Rescorla, chairman of the Psychology Department at Bryn Mawr and director of the school's Child Study Institute, says the "don't worry" approach is not unusual when it comes to late talkers, especially when the child appears to be on target for other developmental milestones. She doesn't think parents of an otherwise normal child should hit the panic button if there isn't much vocabulary by age 2. If there's little progress by 30 months, she thinks an evaluation is a good idea. Pediatricians should be able to steer parents to appropriate local services, such as speech and language pathologists or early- intervention programs. "Children may be slow to talk for a variety of reasons," she says. One goal of an evaluation is to determine whether it is part of a bigger problem.
Mental retardation, hearing impairment, and autism and related disorders need to be ruled out first. The next question is whether a child has an "expressive" language delay (can she make words and sentences to communicate ideas?) or a "receptive" language problem (does he understand the words and sentences that he hears?). Some children have both. Others may have good language skills but difficulty with enunciation -- their words aren't clear. Speech therapy can help.

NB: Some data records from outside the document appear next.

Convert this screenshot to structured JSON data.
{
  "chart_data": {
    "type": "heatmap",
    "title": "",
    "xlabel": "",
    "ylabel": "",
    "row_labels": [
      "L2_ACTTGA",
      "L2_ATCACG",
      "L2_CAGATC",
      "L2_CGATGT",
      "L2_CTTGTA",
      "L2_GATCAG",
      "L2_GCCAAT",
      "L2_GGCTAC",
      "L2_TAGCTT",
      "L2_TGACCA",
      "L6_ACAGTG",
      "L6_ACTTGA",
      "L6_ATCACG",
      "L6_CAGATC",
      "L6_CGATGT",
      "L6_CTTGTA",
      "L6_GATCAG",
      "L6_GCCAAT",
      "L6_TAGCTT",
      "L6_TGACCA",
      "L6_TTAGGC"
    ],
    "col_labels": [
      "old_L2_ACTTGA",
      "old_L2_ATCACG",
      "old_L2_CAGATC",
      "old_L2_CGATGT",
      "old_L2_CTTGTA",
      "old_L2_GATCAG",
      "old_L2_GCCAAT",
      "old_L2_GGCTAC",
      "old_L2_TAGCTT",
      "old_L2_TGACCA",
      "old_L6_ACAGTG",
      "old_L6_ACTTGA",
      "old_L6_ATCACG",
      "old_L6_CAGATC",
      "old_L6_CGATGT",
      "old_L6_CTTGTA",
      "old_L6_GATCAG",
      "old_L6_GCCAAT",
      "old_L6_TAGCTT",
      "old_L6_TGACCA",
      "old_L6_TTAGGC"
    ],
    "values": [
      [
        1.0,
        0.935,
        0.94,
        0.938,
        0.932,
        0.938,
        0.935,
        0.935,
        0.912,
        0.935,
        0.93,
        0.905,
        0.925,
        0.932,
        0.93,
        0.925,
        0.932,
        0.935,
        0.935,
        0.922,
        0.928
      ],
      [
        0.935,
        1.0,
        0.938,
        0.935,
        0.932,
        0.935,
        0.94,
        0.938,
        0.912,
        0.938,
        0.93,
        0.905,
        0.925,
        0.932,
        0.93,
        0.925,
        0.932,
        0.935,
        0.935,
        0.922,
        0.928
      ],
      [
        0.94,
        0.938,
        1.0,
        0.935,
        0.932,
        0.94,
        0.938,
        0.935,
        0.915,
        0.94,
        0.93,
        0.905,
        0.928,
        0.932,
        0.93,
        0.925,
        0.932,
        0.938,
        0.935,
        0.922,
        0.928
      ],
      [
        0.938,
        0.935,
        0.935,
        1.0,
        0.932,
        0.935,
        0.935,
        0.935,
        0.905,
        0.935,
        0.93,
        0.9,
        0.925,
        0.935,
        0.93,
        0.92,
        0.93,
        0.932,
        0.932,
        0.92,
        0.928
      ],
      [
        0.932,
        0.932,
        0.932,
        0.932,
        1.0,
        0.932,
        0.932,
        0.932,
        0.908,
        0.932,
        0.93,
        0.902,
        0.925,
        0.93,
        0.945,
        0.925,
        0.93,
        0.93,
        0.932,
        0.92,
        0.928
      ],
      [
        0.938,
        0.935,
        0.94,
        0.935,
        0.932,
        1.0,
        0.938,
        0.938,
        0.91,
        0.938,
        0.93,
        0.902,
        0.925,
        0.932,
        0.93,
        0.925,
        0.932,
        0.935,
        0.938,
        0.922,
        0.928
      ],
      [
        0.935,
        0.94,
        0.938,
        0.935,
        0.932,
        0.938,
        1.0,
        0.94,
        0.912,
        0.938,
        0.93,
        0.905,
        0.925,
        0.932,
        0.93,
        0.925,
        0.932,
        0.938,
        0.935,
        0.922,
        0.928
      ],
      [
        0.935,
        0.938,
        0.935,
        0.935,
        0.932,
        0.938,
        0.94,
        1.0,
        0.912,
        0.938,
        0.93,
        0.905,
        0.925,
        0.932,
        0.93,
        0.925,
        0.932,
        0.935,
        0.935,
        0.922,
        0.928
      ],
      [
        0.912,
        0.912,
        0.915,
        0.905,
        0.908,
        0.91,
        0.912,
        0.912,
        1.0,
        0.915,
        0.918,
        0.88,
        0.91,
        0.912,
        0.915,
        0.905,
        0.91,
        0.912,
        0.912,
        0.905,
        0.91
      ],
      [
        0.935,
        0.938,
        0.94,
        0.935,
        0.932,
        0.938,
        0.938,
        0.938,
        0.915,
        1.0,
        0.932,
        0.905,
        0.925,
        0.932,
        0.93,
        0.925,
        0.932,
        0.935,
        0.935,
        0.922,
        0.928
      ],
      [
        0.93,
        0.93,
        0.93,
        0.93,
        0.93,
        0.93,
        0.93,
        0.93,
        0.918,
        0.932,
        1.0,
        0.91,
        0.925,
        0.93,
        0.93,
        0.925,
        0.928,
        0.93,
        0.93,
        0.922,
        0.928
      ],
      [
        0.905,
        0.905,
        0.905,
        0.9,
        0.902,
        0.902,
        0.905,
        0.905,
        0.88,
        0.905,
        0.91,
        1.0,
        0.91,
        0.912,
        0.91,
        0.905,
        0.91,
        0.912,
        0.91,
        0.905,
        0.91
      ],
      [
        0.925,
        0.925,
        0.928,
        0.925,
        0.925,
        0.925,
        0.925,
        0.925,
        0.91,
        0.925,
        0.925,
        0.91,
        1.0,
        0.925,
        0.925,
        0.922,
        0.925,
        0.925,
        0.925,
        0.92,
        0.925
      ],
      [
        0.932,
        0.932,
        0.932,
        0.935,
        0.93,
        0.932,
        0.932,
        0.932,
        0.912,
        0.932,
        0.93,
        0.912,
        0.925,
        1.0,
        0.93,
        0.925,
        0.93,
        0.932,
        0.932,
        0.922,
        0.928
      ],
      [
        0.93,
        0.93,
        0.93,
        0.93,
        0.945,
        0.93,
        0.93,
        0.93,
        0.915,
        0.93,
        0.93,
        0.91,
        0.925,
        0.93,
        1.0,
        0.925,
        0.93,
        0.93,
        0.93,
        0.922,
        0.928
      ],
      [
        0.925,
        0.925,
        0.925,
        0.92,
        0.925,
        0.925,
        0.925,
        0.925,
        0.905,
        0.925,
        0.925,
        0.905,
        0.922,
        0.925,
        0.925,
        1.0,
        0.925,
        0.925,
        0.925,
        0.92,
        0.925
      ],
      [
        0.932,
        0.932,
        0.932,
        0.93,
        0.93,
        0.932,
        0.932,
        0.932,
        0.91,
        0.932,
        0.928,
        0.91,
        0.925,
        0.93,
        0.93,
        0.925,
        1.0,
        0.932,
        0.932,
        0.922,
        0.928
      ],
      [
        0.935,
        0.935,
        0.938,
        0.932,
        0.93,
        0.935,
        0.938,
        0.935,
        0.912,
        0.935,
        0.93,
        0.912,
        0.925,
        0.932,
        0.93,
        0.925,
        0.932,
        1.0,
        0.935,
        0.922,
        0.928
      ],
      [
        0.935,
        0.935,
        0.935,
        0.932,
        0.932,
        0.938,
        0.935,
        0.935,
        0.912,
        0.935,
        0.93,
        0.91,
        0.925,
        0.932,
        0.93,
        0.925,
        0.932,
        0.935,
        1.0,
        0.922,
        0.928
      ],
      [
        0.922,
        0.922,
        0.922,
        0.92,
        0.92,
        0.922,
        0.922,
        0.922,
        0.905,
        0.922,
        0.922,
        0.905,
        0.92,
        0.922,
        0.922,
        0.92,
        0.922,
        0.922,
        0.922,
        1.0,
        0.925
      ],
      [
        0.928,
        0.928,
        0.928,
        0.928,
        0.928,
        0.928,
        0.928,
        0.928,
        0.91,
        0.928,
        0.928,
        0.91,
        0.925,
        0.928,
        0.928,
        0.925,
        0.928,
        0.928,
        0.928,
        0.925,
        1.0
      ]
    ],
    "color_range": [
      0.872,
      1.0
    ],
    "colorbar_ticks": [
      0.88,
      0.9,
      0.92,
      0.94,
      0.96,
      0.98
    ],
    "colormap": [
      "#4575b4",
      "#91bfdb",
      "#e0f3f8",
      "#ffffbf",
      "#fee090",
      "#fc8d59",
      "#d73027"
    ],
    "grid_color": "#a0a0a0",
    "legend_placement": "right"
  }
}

Rescorla's ongoing study of late talkers involves children whose language problem was expressive; they were developmentally normal in other ways. While the late talkers and the comparison group had similar reading skills around ages 6 and 7 -- when they were all learning to read -- significant differences soon started to emerge. In the update published recently, she reported that at ages 8 and 9, the 34 late talkers scored lower on most language-related measures, including reading, listening comprehension, grammar and vocabulary. At age 13, an analysis of 22 of the late talkers found they were still behind their peers in grammar, vocabulary, verbal memory, reading and, to some degree, spelling. Recalling sentences, for instance, was more difficult for late talkers.
Diane Paul-Brown, speech-language director at the American Speech-Language-Hearing Association, which publishes the journal that reported Rescorla's work, says the results provided a "new understanding of late-talking children and show the persistence of language problems." She says the research pointed to the importance of early intervention as opposed to a wait- and-see attitude.
Most of Rescorla's late talkers are now 17, and she is wrapping up her research on the group. She has yet to analyze the final findings. She says parents of children with delayed talking "should be fairly confident that their kids are going to be generally all right. But it will manifest itself as mild weaknesses in some areas."